Daniel Ellsberg, whose leak of the so-called Pentagon Papers to The New York Times in 1971 exposed the secret history of the war in Vietnam, thinks Edward Snowden's leak of the National Security Agency's surveillance programs was more important than his.
"In my estimation, there has not been in American history a more important leak than Edward Snowden's release of NSA material, and that definitely includes the Pentagon Papers 40 years ago," Ellsberg wrote in an op-ed published by the Guardian on Monday. "Snowden's whistleblowing gives us the possibility to roll back a key part of what has amounted to an 'executive coup' against the U.S. constitution."
Ellsberg added on CNN Sunday night that “it can’t be overestimated to this democracy. It gives us a chance, I think, from drawing back from the total surveillance state that we could say we’re in process of becoming, I’m afraid we have become. That’s what he’s revealed.”
On Friday, President Barack Obama defended the programs that predated his administration, saying Americans must tolerate "modest encroachments on privacy" in the name of security, Congress had been fully briefed, and that his White House "actually expanded some of the oversight, increased some of the safeguards."
In the Guardian, Ellsberg scoffed at Obama's response:
For the president then to say that there is judicial oversight is nonsense—as is the alleged oversight function of the intelligence committees in Congress. Not for the first time—as with issues of torture, kidnapping, detention, assassination by drones and death squads—they have shown themselves to be thoroughly co-opted by the agencies they supposedly monitor. They are also black holes for information that the public needs to know.
The fact that congressional leaders were "briefed" on this and went along with it, without any open debate, hearings, staff analysis, or any real chance for effective dissent, only shows how broken the system of checks and balances is in this country.
It's not the first time Ellberg has butted heads with Obama.
In 2011, Ellsberg was among a group of noted whistle-blowers that penned an open letter asking that a "transparency award" given to Obama earlier that year be rescinded. They called the Obama administration's record on secrecy and surveillance "a disgrace."
In 1971, Ellsberg became the first person to be prosecuted under the 1917 Espionage Act for releasing classified information to the public.

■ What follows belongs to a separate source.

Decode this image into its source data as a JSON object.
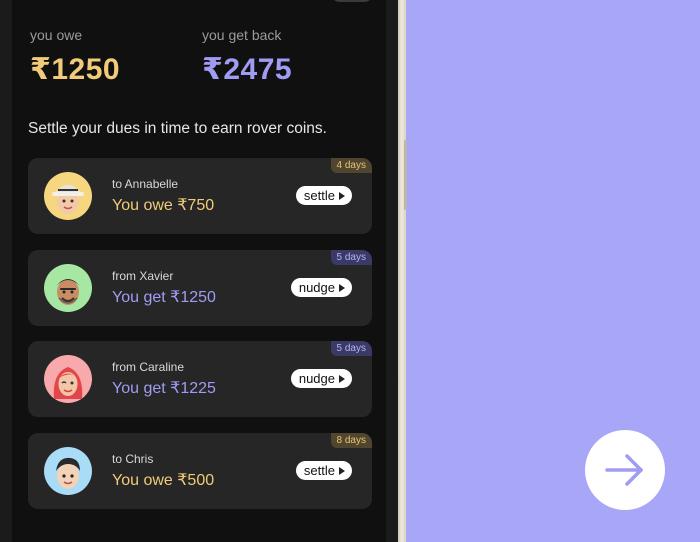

The case was later dismissed when it was revealed during trial that the government had engaged in illegal wiretapping to gather evidence against him.
The Pentagon Papers were formally declassified in 2011.
Last week, Ellsberg told The Washington Post that the U.S. government would have gone after him the same way they've gone after Bradley Manning, the former U.S. soldier who is currently on trial accused of providing thousands of classified documents to WikiLeaks.
"I'm sure that President Obama would have sought a life sentence in my case," Ellsberg said.